Cardiovascular Disease (CVD) Prediction with Machine Learning (ML) K-Neighbor (KNN), Decision Tree (DT), and Random Forest (RF) Classifiers

Cardiovascular disease (CVD) has recently exceeded all other reasons of death universal in both every nation. Early detection of cardiac circumstances and ongoing therapeutic supervision by specialists can lower death rate. It’s not always possible to properly observe patients daily, and a doctor cannot deliberate with a patient for a whole day since it needs more expertise, intellect, and time. Manual methods are complex to subject when used to diagnose CVD. In this sense, Machine Learning (ML) procedures are trustworthy and effective sources to identify and classify individuals with CVDs. According to the suggested study, we used ML algorithms to recognize and forecast human CVD, and we used the CVD dataset to evaluate the act of those algorithms using various metrics, including classification accuracy, precision, F1-score and recall.
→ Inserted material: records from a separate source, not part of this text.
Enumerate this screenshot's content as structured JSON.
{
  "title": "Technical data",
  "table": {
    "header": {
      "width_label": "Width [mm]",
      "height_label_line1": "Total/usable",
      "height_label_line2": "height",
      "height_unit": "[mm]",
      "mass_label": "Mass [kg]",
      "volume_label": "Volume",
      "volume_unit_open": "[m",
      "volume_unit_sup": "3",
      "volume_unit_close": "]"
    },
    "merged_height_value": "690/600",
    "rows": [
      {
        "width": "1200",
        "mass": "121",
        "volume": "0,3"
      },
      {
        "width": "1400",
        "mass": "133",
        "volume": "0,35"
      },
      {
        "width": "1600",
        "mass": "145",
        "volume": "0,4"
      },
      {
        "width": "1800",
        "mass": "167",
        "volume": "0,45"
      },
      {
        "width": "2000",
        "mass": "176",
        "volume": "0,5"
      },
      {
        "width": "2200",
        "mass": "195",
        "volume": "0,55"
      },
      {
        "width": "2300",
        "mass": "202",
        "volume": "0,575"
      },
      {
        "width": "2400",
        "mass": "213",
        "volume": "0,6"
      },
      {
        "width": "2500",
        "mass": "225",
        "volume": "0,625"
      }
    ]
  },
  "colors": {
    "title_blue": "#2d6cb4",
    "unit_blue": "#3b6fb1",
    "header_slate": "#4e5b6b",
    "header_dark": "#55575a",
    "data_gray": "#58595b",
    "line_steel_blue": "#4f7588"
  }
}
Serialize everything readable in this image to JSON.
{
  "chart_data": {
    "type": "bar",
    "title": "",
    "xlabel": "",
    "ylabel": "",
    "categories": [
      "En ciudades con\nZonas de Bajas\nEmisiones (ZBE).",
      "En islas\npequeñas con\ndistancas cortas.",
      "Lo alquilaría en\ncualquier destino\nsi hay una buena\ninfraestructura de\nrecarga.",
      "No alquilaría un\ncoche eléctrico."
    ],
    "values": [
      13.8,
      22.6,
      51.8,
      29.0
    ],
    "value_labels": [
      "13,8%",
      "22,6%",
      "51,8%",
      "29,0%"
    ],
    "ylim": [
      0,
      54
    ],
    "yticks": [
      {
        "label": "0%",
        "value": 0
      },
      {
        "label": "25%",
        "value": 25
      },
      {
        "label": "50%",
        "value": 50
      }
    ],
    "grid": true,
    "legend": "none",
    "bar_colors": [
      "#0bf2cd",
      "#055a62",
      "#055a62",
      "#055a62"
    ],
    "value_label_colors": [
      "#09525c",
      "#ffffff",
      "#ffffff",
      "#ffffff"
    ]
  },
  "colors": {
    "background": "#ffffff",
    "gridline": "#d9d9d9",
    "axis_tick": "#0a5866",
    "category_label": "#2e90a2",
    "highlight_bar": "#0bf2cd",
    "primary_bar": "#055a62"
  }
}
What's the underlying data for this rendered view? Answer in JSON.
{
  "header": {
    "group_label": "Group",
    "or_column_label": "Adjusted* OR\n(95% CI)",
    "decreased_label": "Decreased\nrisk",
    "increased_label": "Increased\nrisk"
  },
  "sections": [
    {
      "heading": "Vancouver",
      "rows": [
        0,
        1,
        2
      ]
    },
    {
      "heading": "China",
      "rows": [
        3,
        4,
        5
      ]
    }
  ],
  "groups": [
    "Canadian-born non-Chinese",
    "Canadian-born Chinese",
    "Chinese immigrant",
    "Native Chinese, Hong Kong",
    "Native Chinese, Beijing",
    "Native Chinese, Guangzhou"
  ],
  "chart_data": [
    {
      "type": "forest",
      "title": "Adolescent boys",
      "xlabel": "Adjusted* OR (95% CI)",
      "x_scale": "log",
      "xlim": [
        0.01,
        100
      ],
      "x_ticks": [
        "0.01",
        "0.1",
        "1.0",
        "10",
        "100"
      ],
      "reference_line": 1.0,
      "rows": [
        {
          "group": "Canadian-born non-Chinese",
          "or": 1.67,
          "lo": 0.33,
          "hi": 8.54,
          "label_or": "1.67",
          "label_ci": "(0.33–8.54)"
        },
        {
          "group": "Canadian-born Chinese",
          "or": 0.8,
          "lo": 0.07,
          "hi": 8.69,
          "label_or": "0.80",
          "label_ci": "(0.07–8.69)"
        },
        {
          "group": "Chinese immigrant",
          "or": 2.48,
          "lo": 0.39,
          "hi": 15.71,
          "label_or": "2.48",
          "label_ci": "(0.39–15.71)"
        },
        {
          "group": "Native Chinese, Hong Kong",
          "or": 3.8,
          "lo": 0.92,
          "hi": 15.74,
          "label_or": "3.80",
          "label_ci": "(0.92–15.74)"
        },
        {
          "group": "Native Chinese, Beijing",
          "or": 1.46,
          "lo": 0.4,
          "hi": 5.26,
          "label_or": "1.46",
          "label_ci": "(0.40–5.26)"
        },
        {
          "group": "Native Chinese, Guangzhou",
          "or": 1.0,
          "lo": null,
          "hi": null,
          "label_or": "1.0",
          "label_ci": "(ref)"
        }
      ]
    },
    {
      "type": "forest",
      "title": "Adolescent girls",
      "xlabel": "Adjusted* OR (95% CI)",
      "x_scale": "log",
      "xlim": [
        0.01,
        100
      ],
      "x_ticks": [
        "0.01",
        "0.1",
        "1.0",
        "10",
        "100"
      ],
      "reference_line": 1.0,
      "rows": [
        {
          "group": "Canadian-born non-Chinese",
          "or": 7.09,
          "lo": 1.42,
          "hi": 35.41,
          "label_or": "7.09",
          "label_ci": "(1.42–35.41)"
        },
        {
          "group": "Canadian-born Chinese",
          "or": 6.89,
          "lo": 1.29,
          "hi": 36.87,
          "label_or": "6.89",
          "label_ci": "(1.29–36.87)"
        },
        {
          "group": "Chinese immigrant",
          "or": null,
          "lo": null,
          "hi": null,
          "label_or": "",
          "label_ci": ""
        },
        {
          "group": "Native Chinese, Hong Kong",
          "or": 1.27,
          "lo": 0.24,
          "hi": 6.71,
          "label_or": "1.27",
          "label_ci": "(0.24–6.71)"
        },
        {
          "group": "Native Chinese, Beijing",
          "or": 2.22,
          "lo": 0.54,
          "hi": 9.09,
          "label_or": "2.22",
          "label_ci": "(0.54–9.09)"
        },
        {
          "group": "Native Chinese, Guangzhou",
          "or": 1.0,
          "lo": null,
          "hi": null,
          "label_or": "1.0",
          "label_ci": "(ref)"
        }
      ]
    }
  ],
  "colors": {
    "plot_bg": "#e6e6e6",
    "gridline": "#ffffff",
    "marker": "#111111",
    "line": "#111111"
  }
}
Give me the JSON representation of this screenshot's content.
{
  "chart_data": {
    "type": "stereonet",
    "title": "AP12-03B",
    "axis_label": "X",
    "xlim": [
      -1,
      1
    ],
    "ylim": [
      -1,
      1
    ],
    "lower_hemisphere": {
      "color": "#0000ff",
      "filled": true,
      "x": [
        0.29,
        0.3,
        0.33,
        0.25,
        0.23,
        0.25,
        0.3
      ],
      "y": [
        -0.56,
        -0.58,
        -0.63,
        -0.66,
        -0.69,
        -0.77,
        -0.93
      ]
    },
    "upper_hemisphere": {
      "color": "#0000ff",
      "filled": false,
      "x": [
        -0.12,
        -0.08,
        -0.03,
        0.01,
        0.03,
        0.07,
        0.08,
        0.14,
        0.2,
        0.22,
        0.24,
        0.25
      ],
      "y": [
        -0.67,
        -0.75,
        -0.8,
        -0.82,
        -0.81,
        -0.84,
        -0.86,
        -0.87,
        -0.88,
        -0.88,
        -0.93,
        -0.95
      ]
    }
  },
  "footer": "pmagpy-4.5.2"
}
In this research, we developed and researched models for CVD prediction using the patient’s various heart attributes as well as CVD detection using ML techniques such as K-Neighbors Classifier (KNN), Decision Tree Classifier (DT), and Random Forest Classifier (RF) on the dataset made openly available in Kaggle website. The experiment result shows RF classifier has the highest accuracy among other classifiers. Almost it predicts 87 % of highest accuracy.